First or months, researchers have warned that people without any COVID-19 symptoms could still be silent carriers of the disease, making it that much harder to get the pandemic under control—and that much more important to take precautions like social distancing and wearing a mask, even if you feel fine.
So it came as a surprise when Maria Van Kerkhove, the World Health Organization’s (WHO) technical lead for COVID-19, said at a press briefing on June 8 that asymptomatic transmission appears to be “very rare.” Her statement came just days after the organization directed healthy people living in areas with widespread community transmission to wear fabric face masks in public to help contain the advance of the disease.
In an interview with TIME following the press briefing, Van Kerkhove said she did not mean to suggest that asymptomatic people cannot spread COVID-19. “I did not say that asymptomatic cases cannot transmit; they can,” Van Kerkhove says. “The question is, do they? And if they do, how often is that happening?”
Van Kerkhove says there’s not yet a clear answer, but the WHO’s analyses suggest symptomatic individuals are responsible for most coronavirus transmission. (She also clarified during a June 9 briefing that her comments were in response to a journalist’s question, and did not constitute official WHO policy.) The WHO laid out its thinking in its latest guidance on face masks, which was circulated on June 5, and was based on a number of reports that examined COVID-19 community spread and transmission dynamics, as well as not-yet-published findings from contact-tracing reports from multiple WHO member states.
Few of the cited papers explicitly examined population-level asymptomatic transmission rates. One, a preprint (i.e., not-yet peer-reviewed) research review posted to the site MedRxiv on June 4, analyzed four previous studies (two published and two preprint) that estimated asymptomatic transmission rates. The highest estimate was a transmission rate of 2.2%, suggesting “asymptomatic spread is unlikely to be a major driver of clusters or community transmission of infection.”
The WHO’s guidance also notes that some studies that have found evidence for asymptomatic transmission had small sample sizes, which would make their findings less statistically relevant. In addition, the WHO said, some of these studies did not rule out alternative explanations for how some patients may have contracted the virus, like touching a contaminated surface.
However, just last week, researchers from the Scripps Research Translational Institute published a paper estimating that asymptomatic individuals account for up to 45% of coronavirus cases, and noted that “the viral load of such asymptomatic persons has been equal to that of symptomatic persons, suggesting similar potential for viral transmission.”
One of the study’s author’s, Scripps Director Dr. Eric Topol, criticized the WHO’s comments on Twitter, writing that “there are several studies not included in [the WHO’s] brief statement that counter the scant data provided here.”

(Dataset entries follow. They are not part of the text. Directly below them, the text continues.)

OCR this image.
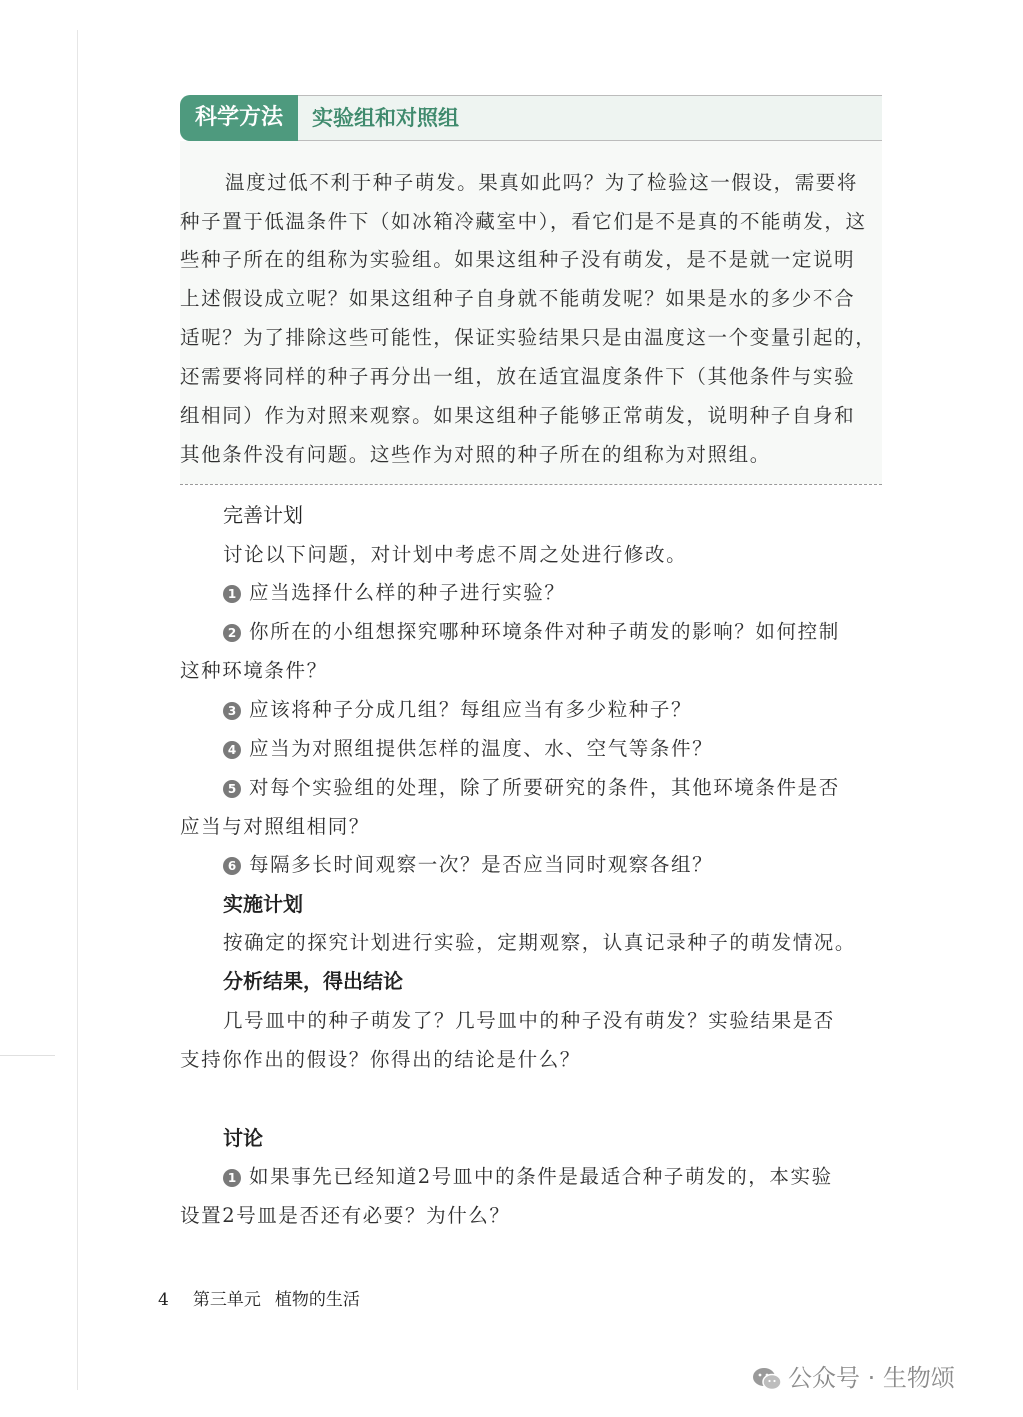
科学方法	实验组和对照组
温度过低不利于种子萌发。果真如此吗？为了检验这一假设，需要将
种子置于低温条件下（如冰箱冷藏室中），看它们是不是真的不能萌发，这
些种子所在的组称为实验组。如果这组种子没有萌发，是不是就一定说明
上述假设成立呢？如果这组种子自身就不能萌发呢？如果是水的多少不合
适呢？为了排除这些可能性，保证实验结果只是由温度这一个变量引起的，
还需要将同样的种子再分出一组，放在适宜温度条件下（其他条件与实验
组相同）作为对照来观察。如果这组种子能够正常萌发，说明种子自身和
其他条件没有问题。这些作为对照的种子所在的组称为对照组。
完善计划
讨论以下问题，对计划中考虑不周之处进行修改。
1 应当选择什么样的种子进行实验？
2 你所在的小组想探究哪种环境条件对种子萌发的影响？如何控制
这种环境条件？
3 应该将种子分成几组？每组应当有多少粒种子？
4 应当为对照组提供怎样的温度、水、空气等条件？
5 对每个实验组的处理，除了所要研究的条件，其他环境条件是否
应当与对照组相同？
6 每隔多长时间观察一次？是否应当同时观察各组？
实施计划
按确定的探究计划进行实验，定期观察，认真记录种子的萌发情况。
分析结果，得出结论
几号皿中的种子萌发了？几号皿中的种子没有萌发？实验结果是否
支持你作出的假设？你得出的结论是什么？
讨论
1 如果事先已经知道2号皿中的条件是最适合种子萌发的，本实验
设置2号皿是否还有必要？为什么？
4 第三单元 植物的生活
公众号 · 生物颂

Carl Bergstrom, a biologist at the University of Washington, wrote on Twitter that the WHO’s conclusions were based on “thin evidence,” at least when taking into account what has been published publicly.
Bergstrom also said the organization should have more clearly distinguished between people who are “truly” asymptomatic—those who never show symptoms—and those who may unwittingly spread the disease in the days before they become symptomatic. Topol’s study on asymptomatic transmission found that few people who test positive without symptoms go on to develop them, but studies suggest it takes an average of five days after exposure to the virus for symptoms to surface. People in this phase would be considered pre-symptomatic, not asymptomatic, but it’s difficult to tell the difference.
“Even if truly asymptomatic spread is very rare, pre-symptomatic transmission is likely to be important,” Bergstrom wrote on Twitter. “We still need to wear masks and distance to avoid spreading the virus during this period, probably concentrated in days 3-6 after infection.”
Van Kerkhove acknowledged that distinction when speaking with TIME after the press briefing, and added that it can be difficult to distinguish between a mildly symptomatic and asymptomatic person. Some people may not associate mild symptoms—like fatigue or muscle aches—with COVID-19, but these individuals would still technically be symptomatic and capable of spreading the virus, Van Kerkhove says.
With so much uncertainty, Van Kerkhove says more research on transmission patterns and asymptomatic carriers is required. She says people should continue following public-health guidance such as wearing fabric face masks when social distancing is not possible, and should stay home if they feel unwell. Doing so, in conjunction with robust contact tracing and isolation of people with symptoms, will help keep COVID-19 spread under control, she says.
“We’re not ruling anything out,” Van Kerkhove says. “We’re not saying that [asymptomatic spread is] not happening. But we’re saying more transmission is happening among symptomatic individuals. People are looking for a binary, and it’s not that.”
Bergstrom was more direct. The WHO’s statement “seems to suggest that people without symptoms don’t spread COVID19,” Bergstrom tweeted. “Does this mean shoppers, students, protesters, etc., don’t need masks/ distancing? No.”